9044. Lonely island

 

There are many islands that are connected by one-way bridges, that is, if a bridge connects islands a and b, then you can only use the bridge to go from a to b but you cannot travel back by using the same. If you are on island a, then you select (uniformly and randomly) one of the islands that are directly reachable from a through the one-way bridge and move to that island. You are stuck on an island if you cannot move any further. It is guaranteed that after leaving any island it is not possible to come back to that island.

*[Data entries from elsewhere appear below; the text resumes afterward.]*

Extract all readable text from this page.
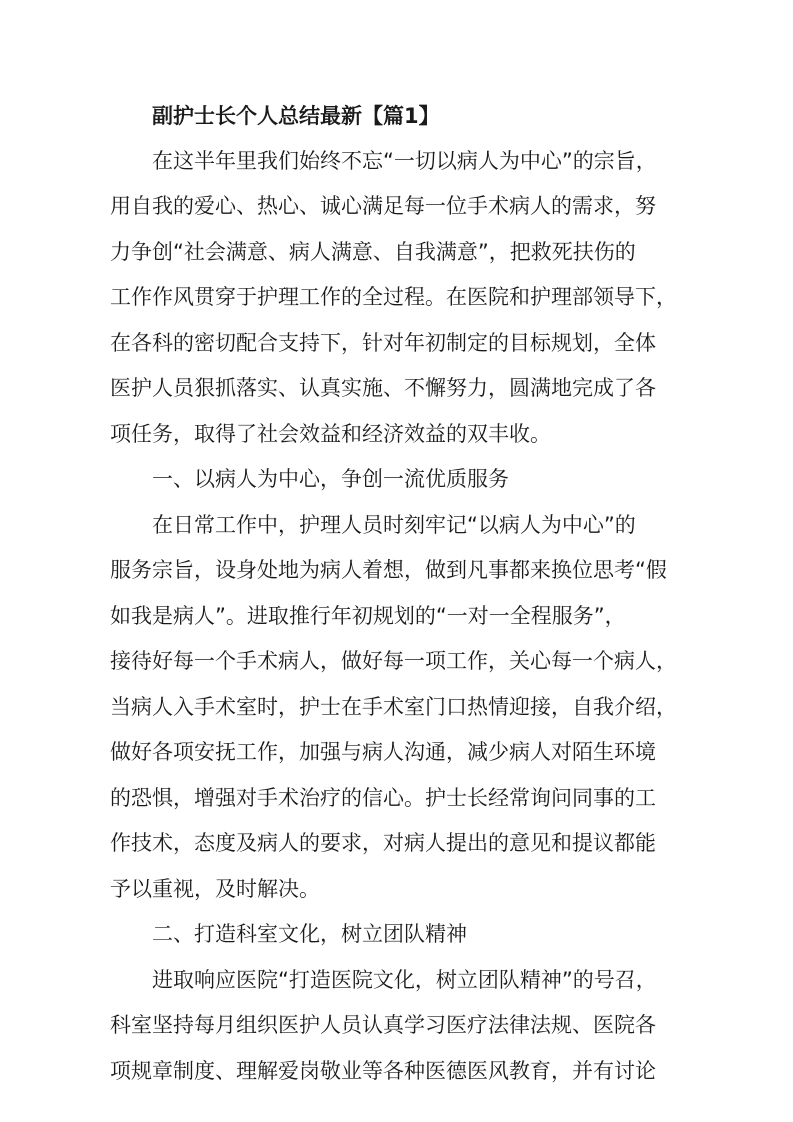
副护士长个人总结最新【篇1】
在这半年里我们始终不忘“一切以病人为中心”的宗旨，
用自我的爱心、热心、诚心满足每一位手术病人的需求，努
力争创“社会满意、病人满意、自我满意”，把救死扶伤的
工作作风贯穿于护理工作的全过程。在医院和护理部领导下，
在各科的密切配合支持下，针对年初制定的目标规划，全体
医护人员狠抓落实、认真实施、不懈努力，圆满地完成了各
项任务，取得了社会效益和经济效益的双丰收。
一、以病人为中心，争创一流优质服务
在日常工作中，护理人员时刻牢记“以病人为中心”的
服务宗旨，设身处地为病人着想，做到凡事都来换位思考“假
如我是病人”。进取推行年初规划的“一对一全程服务”，
接待好每一个手术病人，做好每一项工作，关心每一个病人，
当病人入手术室时，护士在手术室门口热情迎接，自我介绍，
做好各项安抚工作，加强与病人沟通，减少病人对陌生环境
的恐惧，增强对手术治疗的信心。护士长经常询问同事的工
作技术，态度及病人的要求，对病人提出的意见和提议都能
予以重视，及时解决。
二、打造科室文化，树立团队精神
进取响应医院“打造医院文化，树立团队精神”的号召，
科室坚持每月组织医护人员认真学习医疗法律法规、医院各
项规章制度、理解爱岗敬业等各种医德医风教育，并有讨论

Find the island that you are most likely to get stuck on. Two islands are considered equally likely if the absolute difference of the probabilities of ending up on them is ≤ 10^-9.

 

Input. The first line contains three integers: the number of islands n (1 ≤ n ≤ 200000), the number of one-way bridges m (1 ≤ m ≤ 500000) and the index r (1 ≤ r ≤ n) of the island you are initially on. Each of the next m lines contains two integers u_i and v_i (1 ≤ u_i, v_i ≤ n) representing a one-way bridge from island u_i to v_i.

 

Output. Print the index of the island that you are most likely to get stuck on. If there are multiple islands,then print them in the increasing order of indices (space separated values in a single line).

 

Sample input	Sample output
5 7 1 1 2 1 3 1 4 1 5 2 4 2 5 3 4	4

 

 

SOLUTION

graphs - topological sort

 

Algorithm analysis

Let’s start the Kahn’s algorithm for topological sort. For each vertex v, compute the number of incoming InDegree[v] and outgoing OutDegree[v] edges from it. Let us denote by prob[v] the probability to be at the vertex v. Initially, prob[r] = 1 for the starting vertex r, for other vertices prob[v] = 0.

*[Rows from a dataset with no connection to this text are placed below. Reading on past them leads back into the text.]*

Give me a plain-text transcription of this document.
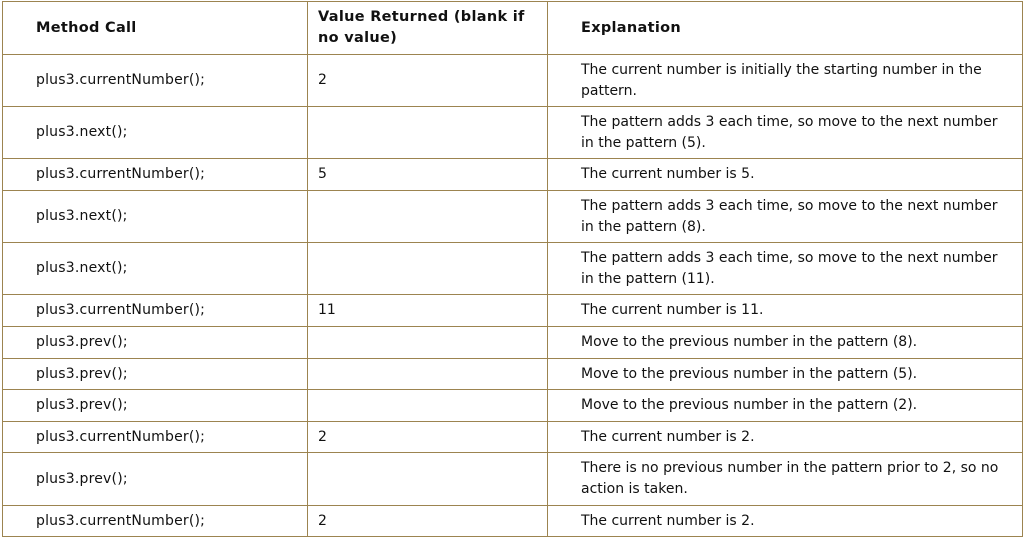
Method Call	Value Returned (blank if no value)	Explanation
plus3.currentNumber();	2	The current number is initially the starting number in the pattern.
plus3.next();		The pattern adds 3 each time, so move to the next number in the pattern (5).
plus3.currentNumber();	5	The current number is 5.
plus3.next();		The pattern adds 3 each time, so move to the next number in the pattern (8).
plus3.next();		The pattern adds 3 each time, so move to the next number in the pattern (11).
plus3.currentNumber();	11	The current number is 11.
plus3.prev();		Move to the previous number in the pattern (8).
plus3.prev();		Move to the previous number in the pattern (5).
plus3.prev();		Move to the previous number in the pattern (2).
plus3.currentNumber();	2	The current number is 2.
plus3.prev();		There is no previous number in the pattern prior to 2, so no action is taken.
plus3.currentNumber();	2	The current number is 2.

Next, for each vertex v, in the order of topological sorting, iterate over the edges (v, to) and increase the value of prob[to] by prob[v] / OutDegree[v].

You can get stuck at the vertex v, for which OutDegree[v] = 0. Find the maximum value among prob[v], for which OutDegree[v] = 0.

 

Example

Simulate Kahn’s algorithm for the graph given in the problem. For each vertex of the graph we assign the probability to be there. Initially (figure on the left) the probability to be at all vertices is 0, except for the starting first, for which probability is 1.

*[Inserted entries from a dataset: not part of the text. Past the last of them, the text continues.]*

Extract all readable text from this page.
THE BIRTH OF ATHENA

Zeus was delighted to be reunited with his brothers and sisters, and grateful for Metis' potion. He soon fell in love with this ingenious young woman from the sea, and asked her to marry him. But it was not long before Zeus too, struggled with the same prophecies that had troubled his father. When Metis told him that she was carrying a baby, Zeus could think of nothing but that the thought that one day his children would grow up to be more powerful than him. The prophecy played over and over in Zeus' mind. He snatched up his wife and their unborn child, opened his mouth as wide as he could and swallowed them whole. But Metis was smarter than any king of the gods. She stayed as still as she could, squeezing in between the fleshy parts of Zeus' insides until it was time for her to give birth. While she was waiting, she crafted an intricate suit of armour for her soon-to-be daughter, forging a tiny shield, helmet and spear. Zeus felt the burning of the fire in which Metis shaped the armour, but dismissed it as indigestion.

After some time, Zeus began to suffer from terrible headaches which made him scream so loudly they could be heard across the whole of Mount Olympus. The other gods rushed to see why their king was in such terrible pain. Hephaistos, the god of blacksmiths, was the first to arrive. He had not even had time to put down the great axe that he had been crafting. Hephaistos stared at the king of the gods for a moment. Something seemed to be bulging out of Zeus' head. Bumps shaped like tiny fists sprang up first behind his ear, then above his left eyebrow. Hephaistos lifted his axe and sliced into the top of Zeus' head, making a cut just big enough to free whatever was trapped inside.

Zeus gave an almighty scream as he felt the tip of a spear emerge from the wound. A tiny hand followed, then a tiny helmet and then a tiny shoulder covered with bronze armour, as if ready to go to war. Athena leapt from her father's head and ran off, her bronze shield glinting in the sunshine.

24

The first vertex in topological order will be 1. Four edges comes out of it, therefore the probability prob[1] = 1 will be divided between 4 vertices: the value prob[1] / 4 = 0.25 should be added to prob[2], prob[3], prob[4] and prob[5].

Next, vertex 2 will be added to the topological order. Two edges come out of it. prob[2] / 2 = 0.125 should be added to prob[4] and prob[5] (left figure below). The next vertex will be 3. One edge comes out of it. Add prob[3] / 1 = 0.25 to prob[4] (figure on the right). Then vertices 4 and 5 will be processed, but they do not contain outgoing edges and the probabilities will not be recalculated.

 

A dead-end vertex (that has no outgoing edges) with the maximum probability to be there has number 4. There is only one such vertex in the graph.

 

Algorithm realization

Declare a constant Epsilon.

 

#define EPS 1e-9

 

Store the graph in the adjacency list graph. Declare the arrays.

 

vector<vector<int> > graph;

vector<int> InDegree, OutDegree;

deque<int> q;

vector<double> prob;

 

Read the input data. Initialize the arrays.

 

scanf("%d %d %d", &n, &m, &r);

graph.assign(n + 1, vector<int>());

InDegree.assign(n + 1, 0);

OutDegree.assign(n + 1, 0);

 

Read and construct a graph. For each vertex count the number of incoming and outgoing edges.

 

for (i = 0; i < m; i++)

{

  scanf("%d %d", &a, &b);

  graph[a].push_back(b);

  OutDegree[a]++;

  InDegree[b]++;

}

 

Push the vertices to the queue that have no incoming edges.

 

for (i = 1; i < InDegree.size(); i++)

  if (InDegree[i] == 0) q.push_back(i);

 

The probability to be at vertex r is 1. For the remaining vertices the initial probability to be there is 0.

 

prob.resize(n + 1);

prob[r] = 1;

 

Run Kahn’s algorithm for finding a topological sort.

 

while (!q.empty())

{

 

Pop the vertex v from the queue. Iterate over the edges (v, to). There are OutDegree[v] edges come out from vertex v. The probability to be at the vertex v equals to prob[v]. Therefore the probability of getting from v to to equals to prob[v] / OutDegree[v]. This probability should be added to prob[to].

 

  v = q.front(); q.pop_front();

  for (i = 0; i < graph[v].size(); i++)

  {

    to = graph[v][i];

    prob[to] += prob[v] / OutDegree[v];

 

Decrease the number of edges incoming the vertex v.

 

    InDegree[to]--;

 

If no edge comes to the vertex to, push it to the queue.

 

    if (InDegree[to] == 0) q.push_back(to);

  }

}

 

Find the maximum value of probability among prob[v] provided that there is no exit from the island v.

 

mx = 0;

for (i = 1; i <= n; i++)

  if (OutDegree[i] == 0 && prob[i] > mx) mx = max(mx, prob[i]);

 

Print the vertices (there may be several of them) where the maximum probability is achieved.

 

for (i = 1; i <= n; i++)

  if (OutDegree[i] == 0 && fabs(prob[i] - mx) <= EPS)

    printf("%d ", i);